Soyons honnêtes : les salles de bains constituent un véritable cauchemar pour les appareils électroniques. Il y a du vapeur abondante, des éclaboussures d’eau à tout moment, et des variations de température drastiques lorsque l’on passe d’un sol froid à une douche chaude.
Si l’on met simplement une lampe infrarouge ordinaire dans cette pièce, elle va rapidement tomber en panne. C’est pourquoi nous ne nous contentons pas d’espérer que nos chauffe-eau fonctionnent correctement. Nous les conçons pour résister à des conditions extrêmes, en leur donnant une classe de protection IPX5. De plus, chaque lot est soumis à des tests de durabilité sous conditions humides et chaudes.
Protéger contre l’eau
Lorsqu’on voit la notation IPX5, cela signifie que l’appareil peut résister à des jets d’eau provenant de presque n’importe quel angle, sans que cela provoque de panne. Pour y parvenir, nous nous concentrons sur les zones à risque, notamment là où les fils électriques entrent en contact avec le tube en quartz. Nous utilisons des joints en silicone résistants aux hautes températures, ainsi que des boîtiers renforcés, afin de créer une barrière entre l’humidité et les terminaux électriques.

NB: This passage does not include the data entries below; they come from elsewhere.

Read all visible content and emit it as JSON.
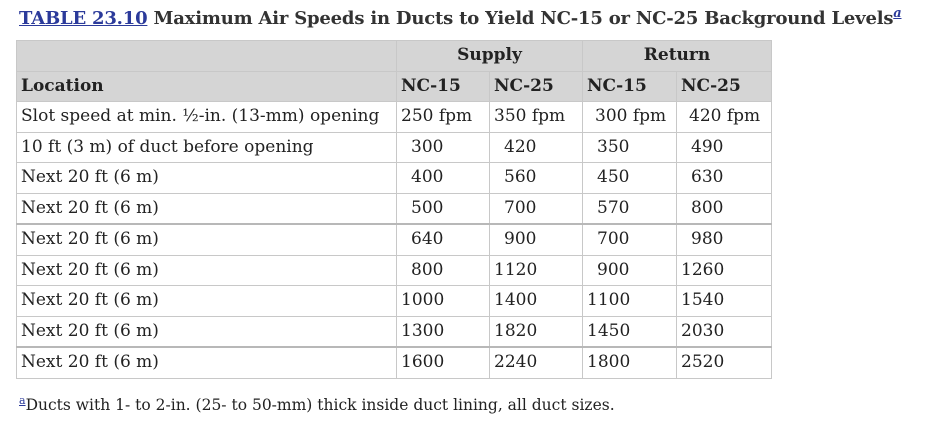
{
  "caption": {
    "table_number": "TABLE 23.10",
    "title": "Maximum Air Speeds in Ducts to Yield NC-15 or NC-25 Background Levels",
    "footnote_marker": "a"
  },
  "table": {
    "group_headers": [
      "Supply",
      "Return"
    ],
    "location_header": "Location",
    "sub_headers": [
      "NC-15",
      "NC-25",
      "NC-15",
      "NC-25"
    ],
    "rows": [
      {
        "location": "Slot speed at min. ½-in. (13-mm) opening",
        "values": [
          "250 fpm",
          "350 fpm",
          "300 fpm",
          "420 fpm"
        ]
      },
      {
        "location": "10 ft (3 m) of duct before opening",
        "values": [
          "300",
          "420",
          "350",
          "490"
        ]
      },
      {
        "location": "Next 20 ft (6 m)",
        "values": [
          "400",
          "560",
          "450",
          "630"
        ]
      },
      {
        "location": "Next 20 ft (6 m)",
        "values": [
          "500",
          "700",
          "570",
          "800"
        ]
      },
      {
        "location": "Next 20 ft (6 m)",
        "values": [
          "640",
          "900",
          "700",
          "980"
        ]
      },
      {
        "location": "Next 20 ft (6 m)",
        "values": [
          "800",
          "1120",
          "900",
          "1260"
        ]
      },
      {
        "location": "Next 20 ft (6 m)",
        "values": [
          "1000",
          "1400",
          "1100",
          "1540"
        ]
      },
      {
        "location": "Next 20 ft (6 m)",
        "values": [
          "1300",
          "1820",
          "1450",
          "2030"
        ]
      },
      {
        "location": "Next 20 ft (6 m)",
        "values": [
          "1600",
          "2240",
          "1800",
          "2520"
        ]
      }
    ]
  },
  "footnote": {
    "marker": "a",
    "text": "Ducts with 1- to 2-in. (25- to 50-mm) thick inside duct lining, all duct sizes."
  },
  "colors": {
    "link": "#2b3a9a",
    "header_bg": "#d5d5d5",
    "border": "#c8c8c8"
  }
}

Pourquoi faire cela ? Parce que si l’eau atteint ces terminaux pendant que le chauffe-eau fonctionne, le choc thermique peut endommager le quartz ou provoquer des arcs électriques. Personne ne veut ça dans sa salle de bains.
Trouver les points faibles
Nous ne nous contentons pas de tester un seul prototype. Nous mettons les appareils réels qui vont être livrés chez vous dans une chambre climatique. Nous augmentons l’humidité à 95 % et faisons varier la température. C’est comme être dans une sauna infernale. Cela force l’humidité à pénétrer dans tous les petits espaces microscopiques qui auraient pu échapper à notre attention.

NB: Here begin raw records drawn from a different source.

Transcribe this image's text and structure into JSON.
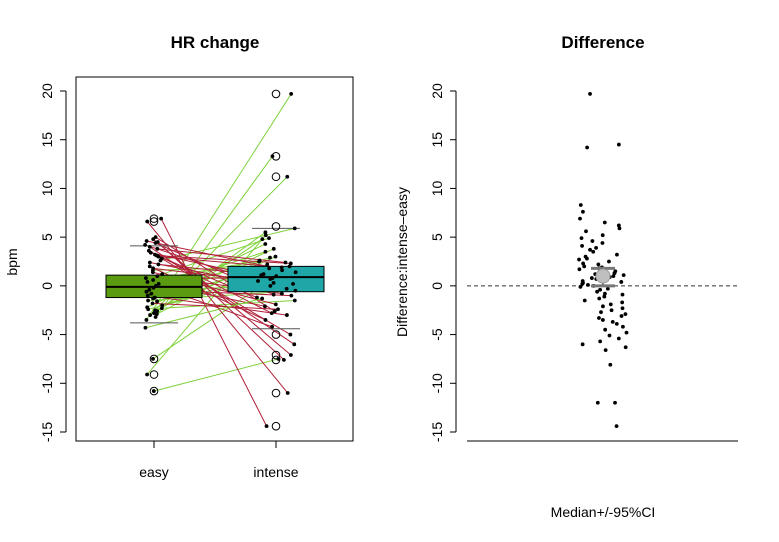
{
  "chart_data": [
    {
      "type": "box",
      "title": "HR change",
      "ylabel": "bpm",
      "xlabel": "",
      "categories": [
        "easy",
        "intense"
      ],
      "ylim": [
        -15,
        20
      ],
      "yticks": [
        -15,
        -10,
        -5,
        0,
        5,
        10,
        15,
        20
      ],
      "box_colors": [
        "#5a9b10",
        "#1fa6a6"
      ],
      "line_colors": {
        "increase": "#7ed13a",
        "decrease": "#b0203a"
      },
      "box_stats": [
        {
          "category": "easy",
          "whisker_low": -3.8,
          "q1": -1.2,
          "median": -0.1,
          "q3": 1.1,
          "whisker_high": 4.1
        },
        {
          "category": "intense",
          "whisker_low": -4.4,
          "q1": -0.6,
          "median": 0.9,
          "q3": 2.0,
          "whisker_high": 5.9
        }
      ],
      "outliers": {
        "easy": [
          6.9,
          6.6,
          -7.5,
          -9.1,
          -10.8
        ],
        "intense": [
          19.7,
          13.3,
          11.2,
          6.1,
          -5.0,
          -7.1,
          -7.6,
          -11.0,
          -14.4
        ]
      },
      "pairs": [
        [
          -10.8,
          -7.5
        ],
        [
          -9.1,
          5.2
        ],
        [
          -7.5,
          1.0
        ],
        [
          -3.5,
          19.7
        ],
        [
          -3.2,
          13.3
        ],
        [
          -3.0,
          11.2
        ],
        [
          -2.9,
          2.5
        ],
        [
          -2.8,
          5.5
        ],
        [
          -2.6,
          4.8
        ],
        [
          -2.5,
          3.0
        ],
        [
          -2.4,
          0.5
        ],
        [
          -2.3,
          -1.5
        ],
        [
          -2.2,
          3.8
        ],
        [
          -2.0,
          1.2
        ],
        [
          -1.8,
          -2.4
        ],
        [
          -1.6,
          2.2
        ],
        [
          -1.5,
          -0.5
        ],
        [
          -1.3,
          4.3
        ],
        [
          -1.2,
          1.8
        ],
        [
          -1.0,
          -3.0
        ],
        [
          -0.8,
          2.9
        ],
        [
          -0.6,
          0.2
        ],
        [
          -0.4,
          -1.0
        ],
        [
          -0.2,
          3.5
        ],
        [
          0.0,
          -4.2
        ],
        [
          0.2,
          1.6
        ],
        [
          0.4,
          -2.1
        ],
        [
          0.6,
          2.6
        ],
        [
          0.8,
          0.8
        ],
        [
          1.0,
          -0.8
        ],
        [
          1.2,
          4.9
        ],
        [
          1.4,
          -1.9
        ],
        [
          1.6,
          2.0
        ],
        [
          1.8,
          0.3
        ],
        [
          2.0,
          -3.5
        ],
        [
          2.2,
          1.1
        ],
        [
          2.4,
          -0.3
        ],
        [
          2.6,
          5.9
        ],
        [
          2.8,
          -5.0
        ],
        [
          3.0,
          1.9
        ],
        [
          3.2,
          -1.2
        ],
        [
          3.4,
          0.7
        ],
        [
          3.6,
          -2.8
        ],
        [
          3.8,
          2.4
        ],
        [
          4.0,
          -6.0
        ],
        [
          4.2,
          0.0
        ],
        [
          4.4,
          -0.9
        ],
        [
          4.6,
          1.4
        ],
        [
          4.8,
          -7.1
        ],
        [
          5.0,
          -2.6
        ],
        [
          6.6,
          -11.0
        ],
        [
          6.9,
          -14.4
        ],
        [
          -4.3,
          -1.3
        ],
        [
          4.5,
          -7.6
        ],
        [
          3.1,
          2.3
        ]
      ]
    },
    {
      "type": "scatter",
      "title": "Difference",
      "ylabel": "Difference:intense–easy",
      "xlabel": "Median+/-95%CI",
      "ylim": [
        -15,
        20
      ],
      "yticks": [
        -15,
        -10,
        -5,
        0,
        5,
        10,
        15,
        20
      ],
      "reference_line": 0,
      "median": 1.0,
      "ci": [
        0.0,
        1.8
      ],
      "points": [
        19.7,
        14.5,
        14.2,
        8.3,
        7.6,
        6.9,
        6.5,
        6.2,
        5.9,
        5.6,
        5.2,
        4.9,
        4.6,
        4.4,
        4.1,
        3.9,
        3.7,
        3.5,
        3.2,
        3.0,
        2.8,
        2.7,
        2.5,
        2.3,
        2.2,
        2.0,
        1.9,
        1.8,
        1.7,
        1.5,
        1.4,
        1.3,
        1.2,
        1.1,
        1.0,
        0.9,
        0.8,
        0.7,
        0.5,
        0.4,
        0.3,
        0.2,
        0.1,
        0.0,
        -0.1,
        -0.3,
        -0.4,
        -0.6,
        -0.8,
        -0.9,
        -1.1,
        -1.3,
        -1.5,
        -1.7,
        -1.9,
        -2.1,
        -2.3,
        -2.5,
        -2.7,
        -2.9,
        -3.1,
        -3.3,
        -3.5,
        -3.7,
        -3.9,
        -4.2,
        -4.5,
        -4.8,
        -5.1,
        -5.4,
        -5.7,
        -6.0,
        -6.3,
        -6.6,
        -8.1,
        -12.0,
        -12.0,
        -14.4
      ]
    }
  ]
}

Nous cherchons deux problèmes principaux : des contacts rouillés et des défauts d’isolation. Si le joint n’est pas parfaitement hermétique, l’humidité s’infiltrera. Les contacts se corroderont, la résistance augmente, et le point de connexion commencera à surchauffer. Finalement, le connecteur finit par griller.
En simulant plusieurs mois de conditions de vapeur dans la salle de bains en quelques jours seulement, nous pouvons détecter ces défauts avant même que le produit ne quitte notre entrepôt.
L’équilibre parfait
Voilà la partie difficile : si l’on scelle trop hermétiquement le chauffe-eau pour empêcher l’eau d’y pénétrer, on retient la chaleur à l’intérieur. Si on exagère avec la fermeture hermétique, les composants électroniques intérieurs finissent par se détruire eux-mêmes.
Nous avons donc trouvé un compromis. Nous utilisons des systèmes de ventilation qui permettent à l’air de circuler, mais nous ajoutons également des barrières qui empêchent l’eau d’entrer directement à l’intérieur. Ainsi, on obtient une protection étanche nécessaire, tout en maintenant les composants électriques au frais. Tout le monde gagne.